Kenya continues to face a severe maternal and newborn health crisis, with new estimates showing that an average of 15 mothers, 92 newborns, and 93 stillbirths are lost every day due to largely preventable complications.
The figures, highlighted in the Every Woman Every Newborn Everywhere (EWENE) Kenya initiative, underscore the scale of mortality that persists despite increased access to health facilities and ongoing investments in maternal care.
EWENE initiative, launched on May 28, 2026, is a global programme adopted by Kenya and led by the Ministry of Health and partners. It aims to accelerate the reduction of maternal and newborn deaths across the country.
“15 percent target reduction in six months across 26 counties,” the EWENE live data indicates, noting that these figures reflect ongoing daily trends in maternal and newborn mortality.
According to data presented under the programme, Kenya records approximately 5,000 maternal deaths, 42,000 newborn deaths, and more than 30,000 stillbirths annually — translating into a daily toll that health experts describe as “unacceptable in the presence of known, cost-effective interventions.”
“Most deaths happen not because we lack knowledge, but because three preventable delays steal precious time,” the programme notes.
The statistics point to persistent gaps in emergency obstetric and newborn care, particularly in rural and under-resourced counties where access to skilled birth attendants, transport, blood supplies, and neonatal intensive care remains limited.

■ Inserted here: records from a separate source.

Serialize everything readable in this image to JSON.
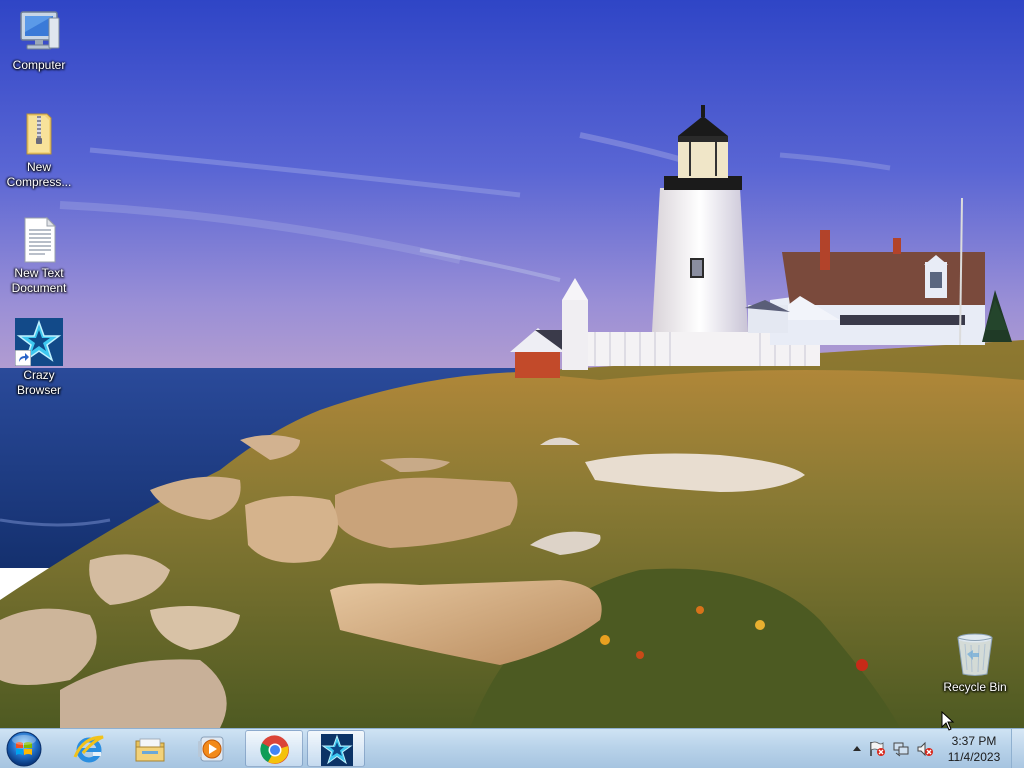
{
  "desktop": {
    "icons": [
      {
        "label": "Computer",
        "icon": "computer-icon"
      },
      {
        "label": "New Compress...",
        "icon": "zip-folder-icon"
      },
      {
        "label": "New Text Document",
        "icon": "text-document-icon"
      },
      {
        "label": "Crazy Browser",
        "icon": "crazy-browser-icon",
        "shortcut": true
      },
      {
        "label": "Recycle Bin",
        "icon": "recycle-bin-icon"
      }
    ],
    "wallpaper": "lighthouse-coast"
  },
  "taskbar": {
    "start_icon": "windows-start-orb-icon",
    "pinned": [
      {
        "icon": "internet-explorer-icon",
        "active": false
      },
      {
        "icon": "file-explorer-icon",
        "active": false
      },
      {
        "icon": "media-player-icon",
        "active": false
      },
      {
        "icon": "chrome-icon",
        "active": true
      },
      {
        "icon": "crazy-browser-icon",
        "active": true
      }
    ],
    "tray": {
      "icons": [
        "show-hidden-icons-chevron-icon",
        "action-center-flag-icon",
        "network-icon",
        "volume-muted-icon"
      ]
    },
    "clock": {
      "time": "3:37 PM",
      "date": "11/4/2023"
    }
  },
  "colors": {
    "taskbar": "#b9d3ea",
    "sky_top": "#3048c8",
    "sky_bottom": "#8a8ad8",
    "sea": "#1f3f8a"
  }
}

EWENE Kenya identifies three critical delays contributing to these deaths: delays in deciding to seek care, delays in reaching health facilities, and delays in receiving adequate treatment once at a facility.
“50 percent of women fail to recognize danger signs, 30 percent are unaware that services are free, and 12 percent cannot afford transport to a health facility,” the programme indicates.
Health stakeholders note that even when women reach hospitals, shortages of trained personnel and essential commodities can determine survival outcomes for both mothers and babies.
The programme calls for urgent strengthening of frontline health systems, including better-equipped maternity wards, expanded skilled birth attendance, and improved referral and emergency transport systems.
Community-level barriers also remain significant, with distance, cost, and cultural factors continuing to influence when and where women seek care during pregnancy and childbirth.
Health experts say reducing these deaths will require not only increased funding but also stronger accountability at county level, improved workforce deployment, and consistent availability of essential maternal and newborn health supplies.
EWENE Kenya positions these findings as a call to accelerate progress toward global and national targets on maternal and child survival, including Sustainable Development Goal 3, which seeks to end preventable deaths of mothers and newborns by 2030.
As the data shows, the challenge is no longer only about policy commitments, but about closing the persistent gap between pregnancy and safe delivery for thousands of Kenyan women and babies each year.